A new study conducted by Christopher Stults, a researcher at The Center For Health, Identity, Behavior, and Prevention Studies at New York University, interviewed gay men and their partners, all of whom were in the age range between 19 and 43.
“We wanted to see how these relationships form and evolve over time,” he tells The Guardian, “and examine the perceived relationship quality, relationship satisfaction, and potential risk for HIV/STI infection.”
So far, his findings strongly suggest open relationships can be every bit as satisfying as closed ones; perhaps even more so.
“My impression so far is that [couples in open relationships] don’t seem less satisfied,” he says, “and it may even be that their communication is better than among monogamous couples because they’ve had to negotiate specific details.”
Based on his findings, being in an open relationships doesn’t increase the likelihood of contracting HIV, either. “To my knowledge, no one contracted HIV and only one couple contracted an STD.”
Of course, there’s a library’s worth of studies that contradict these findings. In 2012 alone, four studies from the University of Michigan found that people in monogamous relationships found the arrangement “overwhelmingly more favorable” than open ones.
(So perhaps those of us who need slightly less conventional arrangements should steer clear of the University of Michigan.)
Then there’s still the whole societally-ingrained stigma about open relationships so that civilization remains suitably snoozy. Couples like 26-year-old Hugh McIntyre and 26-year-old Toph Allen have chaffed up against that stigma firsthand.
“We’ve run into gay and straight people who have assumed our relationship is ‘lesser than’ because we’re not monogamous,” McIntyre says. “I think that’s offensive and ridiculous.”
The way to make an open relationship work is pretty much the same way to make any relationship work: Both parties must be open, honest communicators who fundamentally know what they want.

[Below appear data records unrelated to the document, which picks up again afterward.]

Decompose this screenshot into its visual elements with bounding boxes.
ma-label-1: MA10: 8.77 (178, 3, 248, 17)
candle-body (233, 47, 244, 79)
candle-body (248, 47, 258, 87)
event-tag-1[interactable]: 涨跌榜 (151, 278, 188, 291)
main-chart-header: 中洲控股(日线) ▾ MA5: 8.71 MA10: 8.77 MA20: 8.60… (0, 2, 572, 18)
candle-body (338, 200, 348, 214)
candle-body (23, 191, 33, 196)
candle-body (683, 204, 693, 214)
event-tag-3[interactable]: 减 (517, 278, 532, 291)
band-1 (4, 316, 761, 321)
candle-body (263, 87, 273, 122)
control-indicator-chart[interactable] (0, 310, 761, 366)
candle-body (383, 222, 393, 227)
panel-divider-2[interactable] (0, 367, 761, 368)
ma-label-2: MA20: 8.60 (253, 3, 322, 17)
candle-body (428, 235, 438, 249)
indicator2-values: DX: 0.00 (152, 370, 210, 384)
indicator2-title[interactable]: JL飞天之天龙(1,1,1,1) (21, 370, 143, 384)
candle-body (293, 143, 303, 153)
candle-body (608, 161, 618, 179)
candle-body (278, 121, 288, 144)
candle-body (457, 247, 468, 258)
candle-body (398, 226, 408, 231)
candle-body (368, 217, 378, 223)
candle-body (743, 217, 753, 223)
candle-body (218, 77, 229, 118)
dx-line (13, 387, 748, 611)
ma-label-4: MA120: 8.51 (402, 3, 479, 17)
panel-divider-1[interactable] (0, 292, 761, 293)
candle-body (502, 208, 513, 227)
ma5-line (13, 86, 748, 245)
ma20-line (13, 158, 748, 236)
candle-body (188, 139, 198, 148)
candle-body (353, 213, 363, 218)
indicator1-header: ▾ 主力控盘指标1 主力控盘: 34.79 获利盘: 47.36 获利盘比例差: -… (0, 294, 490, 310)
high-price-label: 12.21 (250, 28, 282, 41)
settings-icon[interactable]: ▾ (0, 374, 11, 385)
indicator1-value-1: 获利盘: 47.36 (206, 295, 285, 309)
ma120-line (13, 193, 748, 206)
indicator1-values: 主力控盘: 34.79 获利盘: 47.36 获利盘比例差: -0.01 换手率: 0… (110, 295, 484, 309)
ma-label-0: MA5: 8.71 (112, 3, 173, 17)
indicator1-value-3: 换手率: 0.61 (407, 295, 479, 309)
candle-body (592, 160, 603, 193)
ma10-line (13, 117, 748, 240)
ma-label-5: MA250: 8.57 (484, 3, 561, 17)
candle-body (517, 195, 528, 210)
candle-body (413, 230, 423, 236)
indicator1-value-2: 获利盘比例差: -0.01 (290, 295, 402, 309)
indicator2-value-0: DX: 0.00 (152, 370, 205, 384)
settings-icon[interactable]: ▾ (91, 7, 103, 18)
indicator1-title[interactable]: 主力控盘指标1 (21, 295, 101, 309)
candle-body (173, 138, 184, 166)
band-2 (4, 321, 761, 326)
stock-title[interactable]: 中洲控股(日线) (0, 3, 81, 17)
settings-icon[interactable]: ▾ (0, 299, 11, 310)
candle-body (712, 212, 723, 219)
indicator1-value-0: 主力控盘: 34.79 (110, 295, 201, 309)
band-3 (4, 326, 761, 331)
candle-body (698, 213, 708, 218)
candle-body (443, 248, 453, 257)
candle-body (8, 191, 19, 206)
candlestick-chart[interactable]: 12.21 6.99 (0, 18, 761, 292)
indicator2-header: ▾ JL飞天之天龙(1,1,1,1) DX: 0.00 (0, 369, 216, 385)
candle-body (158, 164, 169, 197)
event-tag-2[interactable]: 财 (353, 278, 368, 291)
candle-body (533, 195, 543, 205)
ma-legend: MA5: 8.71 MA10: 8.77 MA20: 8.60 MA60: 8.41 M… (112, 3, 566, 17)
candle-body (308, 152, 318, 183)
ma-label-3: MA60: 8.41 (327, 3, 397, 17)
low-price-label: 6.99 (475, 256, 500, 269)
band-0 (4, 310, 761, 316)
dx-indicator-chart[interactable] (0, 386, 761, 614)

Two golden rules: “Always tell the other person when you hook up with someone else, and always practice safe sex,” Allen says.
Brian Norton is a psychotherapist who works almost exclusively with gay couples, and an adjunct professor at Columbia University’s department of counseling and clinical psychology. He has a much darker theory as to why open relationships “work” with gay men:
“The experience of coming to terms with your homosexual identity can often be associated with emotional abandonment, shame and rejection,” he says. “So our experience with love and intimacy at an early age is often broken and compromised, so when someone tries to get close to us as an adult, defenses get close. It’s human nature to avoid revisiting feelings of abandonment, and open relationships may be a way of keeping a distance between another man.”
Not that people in open relationships necessary agree. “I feel a greater sense of connectedness with Hugh because I get to see him explore his sexuality with other people,” Norton says, “and I feel gratitude to him for giving me the same leeway.”
Of course, no relationship — open or closed — will work with a guy who’s a liar, unreliable, wishy-washy, or a glassy-eyed emotional vegetable.
Those should just be one-night stands.